Case ID: f_119/html/1021-04.html
Source: Caselaw Access Project
Author: {"author": "PER CURIAM.", "license": "Public Domain", "url": "https://static.case.law/"}
Date Created: 2024-08-24T03:29:51.129683

UNDERWOOD et al. v. MARSHALL. WEDDINGTON et al. v. SAME. DICKSON et al. v. SAME.
    (Circuit Court of Appeals, Fifth Circuit.
    January 6. 1903.)
    Nos. 1,183-1,185.
    Appeals from the Circuit Court of the United States for the Northern District of Texas.
    John W. Wray (J. A. Luckey, on the brief), for appellants. W. P. McLean, for appellee.

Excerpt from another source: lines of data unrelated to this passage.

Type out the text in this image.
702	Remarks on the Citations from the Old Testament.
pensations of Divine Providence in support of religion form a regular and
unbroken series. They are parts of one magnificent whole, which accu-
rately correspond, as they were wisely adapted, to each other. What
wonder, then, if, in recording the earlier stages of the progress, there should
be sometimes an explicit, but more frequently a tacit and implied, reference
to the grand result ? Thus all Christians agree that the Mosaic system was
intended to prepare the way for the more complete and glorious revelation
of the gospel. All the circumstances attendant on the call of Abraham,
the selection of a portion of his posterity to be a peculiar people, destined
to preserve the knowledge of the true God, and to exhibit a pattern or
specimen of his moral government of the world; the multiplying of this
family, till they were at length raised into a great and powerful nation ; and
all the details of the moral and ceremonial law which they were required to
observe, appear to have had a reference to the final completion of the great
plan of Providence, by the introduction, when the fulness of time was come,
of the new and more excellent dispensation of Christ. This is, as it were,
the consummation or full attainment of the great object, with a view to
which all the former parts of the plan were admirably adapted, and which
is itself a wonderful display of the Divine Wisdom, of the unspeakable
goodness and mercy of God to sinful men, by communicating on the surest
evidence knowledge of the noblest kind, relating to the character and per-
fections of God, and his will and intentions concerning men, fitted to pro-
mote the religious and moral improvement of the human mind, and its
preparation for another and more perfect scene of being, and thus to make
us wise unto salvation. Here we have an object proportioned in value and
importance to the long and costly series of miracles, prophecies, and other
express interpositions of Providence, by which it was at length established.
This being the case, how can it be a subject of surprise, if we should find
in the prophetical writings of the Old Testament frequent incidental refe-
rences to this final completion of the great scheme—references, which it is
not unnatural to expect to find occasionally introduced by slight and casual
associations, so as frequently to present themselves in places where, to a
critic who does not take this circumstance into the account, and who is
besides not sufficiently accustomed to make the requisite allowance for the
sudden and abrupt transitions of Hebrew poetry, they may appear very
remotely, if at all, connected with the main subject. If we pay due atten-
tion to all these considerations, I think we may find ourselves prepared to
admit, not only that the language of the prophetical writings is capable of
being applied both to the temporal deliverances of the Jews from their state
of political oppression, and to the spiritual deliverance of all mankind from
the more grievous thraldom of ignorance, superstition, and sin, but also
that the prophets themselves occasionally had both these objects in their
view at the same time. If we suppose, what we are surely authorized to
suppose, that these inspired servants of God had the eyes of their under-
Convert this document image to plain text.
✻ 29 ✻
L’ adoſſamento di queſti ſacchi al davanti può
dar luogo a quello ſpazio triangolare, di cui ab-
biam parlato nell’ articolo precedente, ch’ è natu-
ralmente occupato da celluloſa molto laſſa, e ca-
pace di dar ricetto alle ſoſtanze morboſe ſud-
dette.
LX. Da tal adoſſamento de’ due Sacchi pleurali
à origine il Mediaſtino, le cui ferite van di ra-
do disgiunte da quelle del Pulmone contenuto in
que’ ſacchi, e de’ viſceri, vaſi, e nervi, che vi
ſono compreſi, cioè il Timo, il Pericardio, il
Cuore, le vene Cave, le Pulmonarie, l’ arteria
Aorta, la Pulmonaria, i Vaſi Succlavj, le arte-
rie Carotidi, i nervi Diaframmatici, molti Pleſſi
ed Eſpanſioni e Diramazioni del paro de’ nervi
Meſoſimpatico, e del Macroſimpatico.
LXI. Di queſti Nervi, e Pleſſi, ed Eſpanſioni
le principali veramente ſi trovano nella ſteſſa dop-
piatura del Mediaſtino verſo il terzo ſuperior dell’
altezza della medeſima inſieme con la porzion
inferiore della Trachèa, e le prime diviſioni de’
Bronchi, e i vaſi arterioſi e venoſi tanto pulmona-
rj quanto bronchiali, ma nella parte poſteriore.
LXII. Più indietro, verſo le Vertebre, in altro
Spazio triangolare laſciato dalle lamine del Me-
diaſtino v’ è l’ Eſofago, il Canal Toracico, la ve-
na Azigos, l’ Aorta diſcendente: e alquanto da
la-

    Before PARDEE and SHELBY, Circuit Judges, and BOARMAN, District Judge.
   PER CURIAM.

These three appeals were heard together. C. A. Marshall, a citizen of Missouri, filed a bill in equity in the lower court against G. B. Rowden, U. S.' Weddington, W. L. Underwood, and Martha H. Dickson, citizens of Texas. The purpose of the bill was to foreclose two mortgages executed by the defendant Rowden to the Zeb F. Crider Commission Company to secure two promissory notes, one for $5,202.50 and the other for $5,644.50. Plaintiff became owner of the mortgages and notes. The mortgages embraced 198 head of three year old steers, 358 head of one year old steers, and 287 head of heifers. The defendant Rowden made no defense. W. L. Underwood, Martha H. Dickson, and U. S. Weddington filed separate answers, each claiming severally a part of the cattle embraced in the mortgages. The issue as to the claim made by each defendant was as to the priority and validity of the claim of the plaintiff under the mortgages to the property in question. Evidence was taken by the plaintiff and by each defendant, and the cause submitted to the court for decision." The circuit court sustained the claim of the plaintiff as against each defendant, rendering an elaborate and carefully prepared decree, in which the findings of fact and conclusions of law are fully stated. We have carefully examined the evidence found in the three records before us, and in our opinion it fully sustains the decree of the circuit court. A review or a condensed statement of the evidence would serve no useful purpose. It is sufficient to say that we fully approve the findings of fact and the conclusions of law relating to the claims of each one of the defendants, as stated in the final decree of the court from which these appeals are taken. The decree of the circuit court is affirmed.